I had a nursing student following me tonight. As I've said before, I love me some nursing students. I always feel bad when I ask them to do things like refill water jugs or do baths on patients, but I am *so glad* they're there. Nursing students make me a better nurse, in that I'm more careful, more cautious, and I bother to explain things--both to them and the patient. Plus, they can save my nursey ass from disaster by taking up the slack.

Anyway. Nursing student. Nice guy, works at County Giganto on the weekends. His wife was the one, coincidentally, who did my ultrasound during the great Maybe It's A Toomah Scare of 2009.

I taught him how to put down an NG tube. On a patient who still had a gag reflex, but who was aspirating anyhow.

Very traumatic.

For him, for me, for the patient. For some reason I still don't clearly understand, I tend to close my eyes during NG tube insertions and just go with the flow. Nine times out of ten, barring some weird turbinate action, I can get 'em down. I've not failed yet with one of the smaller, weighted tubes.

But this poor guy was a mess.

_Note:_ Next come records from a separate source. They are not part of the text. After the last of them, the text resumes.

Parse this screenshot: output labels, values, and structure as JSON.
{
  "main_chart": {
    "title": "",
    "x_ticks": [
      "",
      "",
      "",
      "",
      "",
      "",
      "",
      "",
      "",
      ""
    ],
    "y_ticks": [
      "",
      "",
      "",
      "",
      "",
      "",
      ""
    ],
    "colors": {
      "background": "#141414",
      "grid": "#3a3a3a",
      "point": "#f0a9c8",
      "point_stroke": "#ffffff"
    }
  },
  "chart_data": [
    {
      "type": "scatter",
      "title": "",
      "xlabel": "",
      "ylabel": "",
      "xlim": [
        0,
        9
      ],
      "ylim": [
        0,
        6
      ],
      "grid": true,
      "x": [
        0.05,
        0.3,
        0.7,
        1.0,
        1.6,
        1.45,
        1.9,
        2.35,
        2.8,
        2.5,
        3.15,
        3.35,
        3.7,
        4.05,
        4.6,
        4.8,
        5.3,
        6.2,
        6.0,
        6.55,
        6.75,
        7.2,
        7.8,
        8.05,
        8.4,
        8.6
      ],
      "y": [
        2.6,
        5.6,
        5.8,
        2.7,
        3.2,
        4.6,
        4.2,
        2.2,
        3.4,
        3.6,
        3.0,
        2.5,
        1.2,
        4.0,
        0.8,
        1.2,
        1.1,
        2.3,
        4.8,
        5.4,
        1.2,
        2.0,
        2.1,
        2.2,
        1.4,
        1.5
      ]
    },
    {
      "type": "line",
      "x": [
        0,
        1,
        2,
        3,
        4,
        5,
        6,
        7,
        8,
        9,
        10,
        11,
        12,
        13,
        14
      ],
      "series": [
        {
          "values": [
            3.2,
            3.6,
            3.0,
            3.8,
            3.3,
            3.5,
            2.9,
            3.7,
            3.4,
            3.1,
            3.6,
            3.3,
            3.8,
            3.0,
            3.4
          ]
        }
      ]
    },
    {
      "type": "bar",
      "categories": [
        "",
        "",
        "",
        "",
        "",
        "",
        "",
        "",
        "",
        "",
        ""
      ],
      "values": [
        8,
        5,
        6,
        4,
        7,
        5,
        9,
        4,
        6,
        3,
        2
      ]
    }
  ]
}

I can understand nervousness about new procedures; I still remember how strange I felt the first time I jabbed somebody in the ass with a needle. He did really well, actually, not backing down or freaking out. He got the tube in with a minimum of blood and gagging, and the patient was fine afterwards. It didn't hurt that that patient has no short-term memory at all: she's totally amnesiac beyond about thirty seconds.

But it's still strange to realize that you're going to hurt people, to cause pain, in the service of getting them better. It's like the first time I ever really *thought* about what I was carrying when I was hauling samples to the lab (before I was a nurse)--I got a little faint, reflecting on the fact that I was holding comfortingly warm tubes of blood.

I got over it, and he will too. No matter how strange it seems, our job as nurses is to help people heal. Sometimes healing means unpleasantness or outright pain. Until you've worked in a unit that deals with post-op orthopedic patients, or a burns unit, you won't understand the degree of distance which a person can achieve with a little effort.

Sometimes being a nurse sucks. Having to hurt people qualifies. Having to stick somebody with a needle, or jam something into their nose, requires a certain sort of wicked (meaning keen-edged) sensibility that this, right here, is temporary, and that the benefits outweigh the costs.

In the last job I had prior to being a nurse, I had to deal with people who had been hurt by other people. That was harder than hurting them myself. Part of it is rationalization: I know that what I do has an eventual benefit....but it's still weird to contemplate.

3 comments:

An Open Heart said...

Food for thought. Thank you.
S

Gretchen said...

This, right here, is why I can never be a nurse. It's also why my fiance can - in fact, his next RSD is NG tubes. I cringe every time he talks about them. I'm so glad there are people in the world who are capable of handling what it takes to be nurses, but I know I'll never be one of them.

'Drea said...

Thank God for nurses.

I don't have the stomach to be an R.N.